民話や臨床の臨死体験でも、鴨居や天井にいて自分の体を見ていたという報告がありますよね。死者というか魂というのはすぐ近くにいて、われわれを見守っていて、お盆とか正月に時を決めて現われるどころではなく、常に、いたるところにいるのではないかと私は思っています。
【佐々木】 「あの世」という発想はもともと西方十万億土にある「お浄土」というような浄土教の教えから出てきたので、インドでは十万億土というものすごい天文学的なかなたにあると考えた。それが日本へ来ると、教理上は十万億土のかなたの来世というけれど、実際は浄土宗でも浄土真宗でもお墓を非常に大事にする。大谷霊園などというのは大変なところで、そこへ墓地を置くこと自体が大変難しい。浄土に往生していたら何もお墓を拝む必要はないのに、日本人はお盆になるとまずお墓に行く。
『古事記』『日本書紀』に出てくる伊邪那岐(いざなぎ)、伊邪那美(いざなみ)の物語では、伊邪那美が亡くなって、あの世に行ってしまう。絶対に来てはいけないというのに夫の伊邪那岐が訪ねていく。その距離はどのくらいかというと、それほど遠くはない。つまり、それは墓場ですよね。墓場に行ってほっくり返したのか、中の石窟を見たのか分かりませんが、それが八世紀以降の日本人のあの世になっていて、その後、仏教が盛んになっても基本的には変わらなかったと言えるのではないでしょうか。
ところが昨今、浄土真宗の先端の教学では、浄土は地理的なロケーションとしてのかなたにあるのではなく、今生きている人間の心の中にあるのだと説く人たちがでてきた。それに対して、そうではない、浄土は客観的に実在すると従来の教義を説く人とがいて論争が続いている。

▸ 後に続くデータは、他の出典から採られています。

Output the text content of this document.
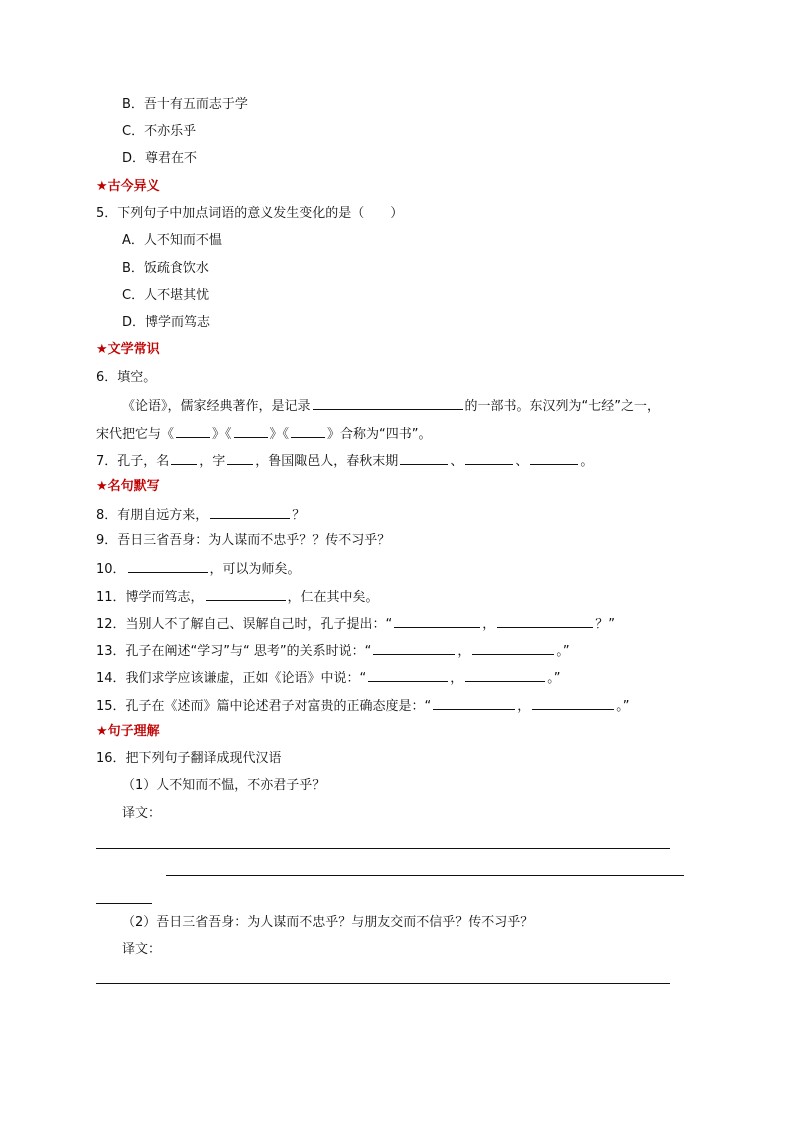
B．吾十有五而志于学
C．不亦乐乎
D．尊君在不
★古今异义
5．下列句子中加点词语的意义发生变化的是（　　）
A．人不知而不愠
B．饭疏食饮水
C．人不堪其忧
D．博学而笃志
★文学常识
6．填空。
《论语》，儒家经典著作，是记录	的一部书。东汉列为“七经”之一，
宋代把它与《	》《	》《	》合称为“四书”。
7．孔子，名 ，字 ，鲁国陬邑人，春秋末期	、	、	。
★名句默写
8．有朋自远方来，	？
9．吾日三省吾身：为人谋而不忠乎？？传不习乎？
10．	，可以为师矣。
11．博学而笃志，	，仁在其中矣。
12．当别人不了解自己、误解自己时，孔子提出：“	，	？”
13．孔子在阐述“学习”与“ 思考”的关系时说：“	，	。”
14．我们求学应该谦虚，正如《论语》中说：“	，	。”
15．孔子在《述而》篇中论述君子对富贵的正确态度是：“	，	。”
★句子理解
16．把下列句子翻译成现代汉语
（1）人不知而不愠，不亦君子乎？
译文：
（2）吾日三省吾身：为人谋而不忠乎？与朋友交而不信乎？传不习乎？
译文：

難しい問題ですが、今日の座談会の帰結としては、知識人とか教団の指導層は別として、一般の檀信徒、仏教を支えている側にとって、あの世というのは決して遠くにあるのではなく、お墓にも位牌堂にも、仏壇にも、あるいは「お浄土」にも重層的にあるのだというようなところではないかと思います。
【編集部】 長時間にわたって、ありがとうございました。
(平成二十二年七月二十九日収録)編集部注…五十嵐卓三師はこの座談会の後日、山形県鶴岡市・善寳寺住職に再任されました。